Grants We Funded
Grant applicants for the 2022 cycle requested a total of over $2.9 million dollars. The PSF Study Section subcommittees of Basic & Translational Research and Clinical Research evaluated 115 grant applications on the following topics:
The PSF awarded research grants totaling almost $550,000 to support 19 plastic surgery research proposals.
ASPS/PSF leadership is committed to continuing to provide high levels of investigator-initiated research support to ensure that plastic surgeons have the needed research resources to be pioneers and innovators in advancing the practice of medicine.
Search The PSF database to have easy access to full-text grant abstracts from past PSF-funded research projects 2003 to present. All abstracts are the work of the Principal Investigators and were retrieved from their PSF grant applications. Several different filters may be applied to locate abstracts specific to a particular focus area or PSF funding mechanism.
Hemifacial Composite Allotransplantation Model for Nerve Regeneration Assessment
Samir Mardini MD
National Endowment for Plastic Surgery Grant
Composite Tissue Allotransplantation
Introduction:Facial Vascularized tissue allotransplantation (VCA) advances a new frontier in regenerative reconstructive surgery for complex facial injuries, offering superior anatomical reconstruction. This complex procedure has an invaluable potential in select patients to restore human appearance, subsequent social integration and critical facial organ function. There is a dearth of translational evidence and neurophysiological studies to assess functional outcomes in facial CTA. There is critical gap in knowledge on evaluation of axonal regeneration, target re-innervation and functional recovery and a need to develop large animal pre-clinical models to assess functional outcomes in facial transplantation. Objectives: 1) Validate a composite vascularized hemi-facial transplantation model for allotransplantation in a swine model; 2) Evaluate the postoperative course of nerve regeneration by non-invasive electrophysiological techniques and functional recovery and 3) Evaluate fascicle nerve regeneration and muscle re-innervation in a swine hemi-facial VCA model. Methods: Twelve mini-pigs (Sinclair) will be used to perform six hemi-facial allotransplantation procedures including the auricle, parotid gland, muscles, and facial nerve branches as per our previous auto-transplant design.

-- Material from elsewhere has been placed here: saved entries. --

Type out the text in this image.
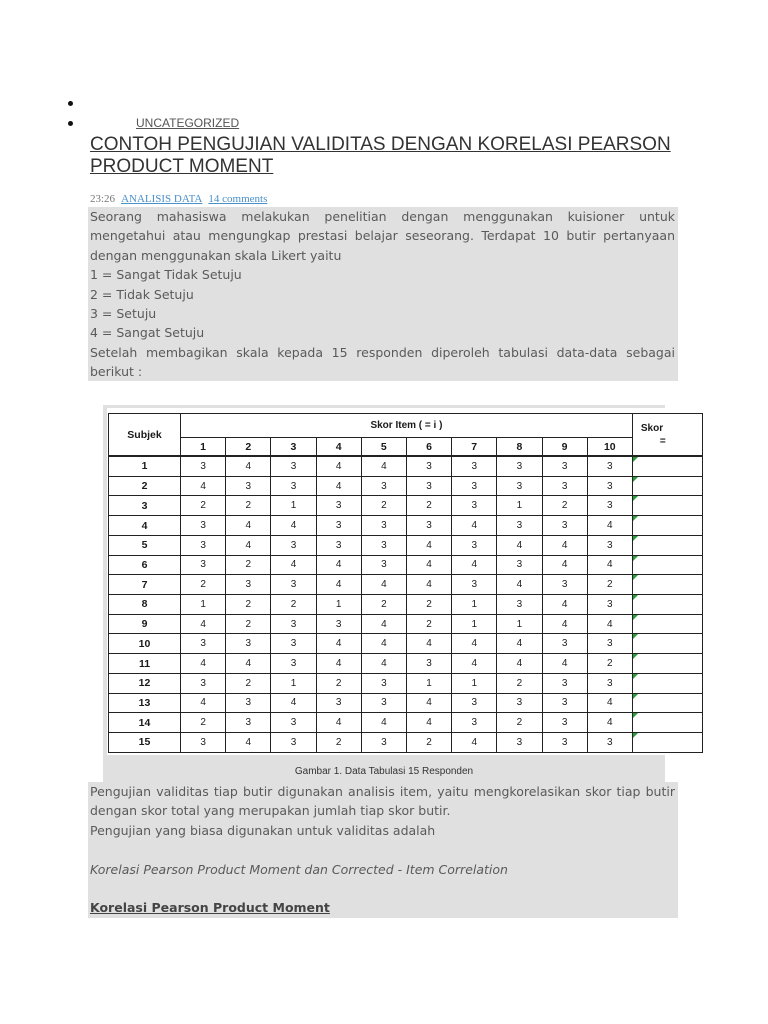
UNCATEGORIZED
CONTOH PENGUJIAN VALIDITAS DENGAN KORELASI PEARSON PRODUCT MOMENT
23:26 ANALISIS DATA 14 comments

Seorang mahasiswa melakukan penelitian dengan menggunakan kuisioner untuk mengetahui atau mengungkap prestasi belajar seseorang. Terdapat 10 butir pertanyaan dengan menggunakan skala Likert yaitu

1 = Sangat Tidak Setuju
2 = Tidak Setuju
3 = Setuju
4 = Sangat Setuju

Setelah membagikan skala kepada 15 responden diperoleh tabulasi data-data sebagai berikut :

Subjek
Skor Item ( = i )	Skor
=
1	2	3	4	5	6	7	8	9	10
1	3	4	3	4	4	3	3	3	3	3
2	4	3	3	4	3	3	3	3	3	3
3	2	2	1	3	2	2	3	1	2	3
4	3	4	4	3	3	3	4	3	3	4
5	3	4	3	3	3	4	3	4	4	3
6	3	2	4	4	3	4	4	3	4	4
7	2	3	3	4	4	4	3	4	3	2
8	1	2	2	1	2	2	1	3	4	3
9	4	2	3	3	4	2	1	1	4	4
10	3	3	3	4	4	4	4	4	3	3
11	4	4	3	4	4	3	4	4	4	2
12	3	2	1	2	3	1	1	2	3	3
13	4	3	4	3	3	4	3	3	3	4
14	2	3	3	4	4	4	3	2	3	4
15	3	4	3	2	3	2	4	3	3	3
Gambar 1. Data Tabulasi 15 Responden

Pengujian validitas tiap butir digunakan analisis item, yaitu mengkorelasikan skor tiap butir dengan skor total yang merupakan jumlah tiap skor butir.

Pengujian yang biasa digunakan untuk validitas adalah
Korelasi Pearson Product Moment dan Corrected - Item Correlation
Korelasi Pearson Product Moment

One animal will undergo an auto-transplant as previously described for documentation of nerve regeneration over the 180 day study period. One animal will not receive immunosuppression and serve as a control. Immunosuppression will be administered by tacrolimus and mycophenolate mofetil orally for 2 weeks, with daily doses adjusted to maintain appropriate blood levels. The transplanted hemi-facial will be monitored daily by clinical assessment, and using digital photography. Furthermore serial skin biopsies will be taken following transplant and open biopsies of the allograft will be taken at monthly to inspect the entire allograft and evaluate the musculoskeletal components. The immunosuppression protocol will then be titrated for subsequent animals based on the initial response, Nerve conduction studies (CMAP and ENG) will be serially assessed up to 6 months. Conclusion: A large pre-clinical animal model to assess motor nerve regeneration, targeted muscle re-innervation and functional recovery in the context of facial VCA will provide new knowledge, support work on the impact of immunosuppressive and adjunct therapies that can inform future clinical protocols.
Dr. Mardini is a Professor of Surgery and Chair of the Division of Plastic Surgery at Mayo Clinic in Rochester, Minnesota. Dr. Mardini is Program Director, Division of Plastic Surgery; Director, Facial Paralysis and Reanimation Clinic; Co-Director Cleft and Craniofacial Clinic and Surgical Director for the Essam and Dalal Obaid Center for Reconstructive Transplant Surgery. Dr. Mardini completed his general surgery and plastic surgery residency at Georgetown University. He then completed a one-year Craniofacial Fellowship, a two-year Reconstructive Microsurgery Fellowship, and two years in an academic plastic surgery position before joining the staff at Mayo Clinic. Dr. Mardini's practice focuses on microsurgical reconstruction and craniofacial reconstruction. Dr. Mardini has published over 120 peer reviewed papers, 20 book chapters, and three books. Dr. Mardini is an editorial Board member and Guest Editor for Seminars in Plastic Surgery, Editorial Board Member for Microsurgery, and manuscript reviewer for Microsurgery, Surgery, Plastic & Reconstructive Surgery, and Seminars in Plastic Surgery. He is on the Council of the American Society of Reconstructive Microsurgery and the World Society of Reconstructive Microsurgery. Dr. Mardini is a member of the American Society of Plastic Surgery, a founding member of the American Society for Reconstructive Transplantation and the World Society of Reconstructive Microsurgery.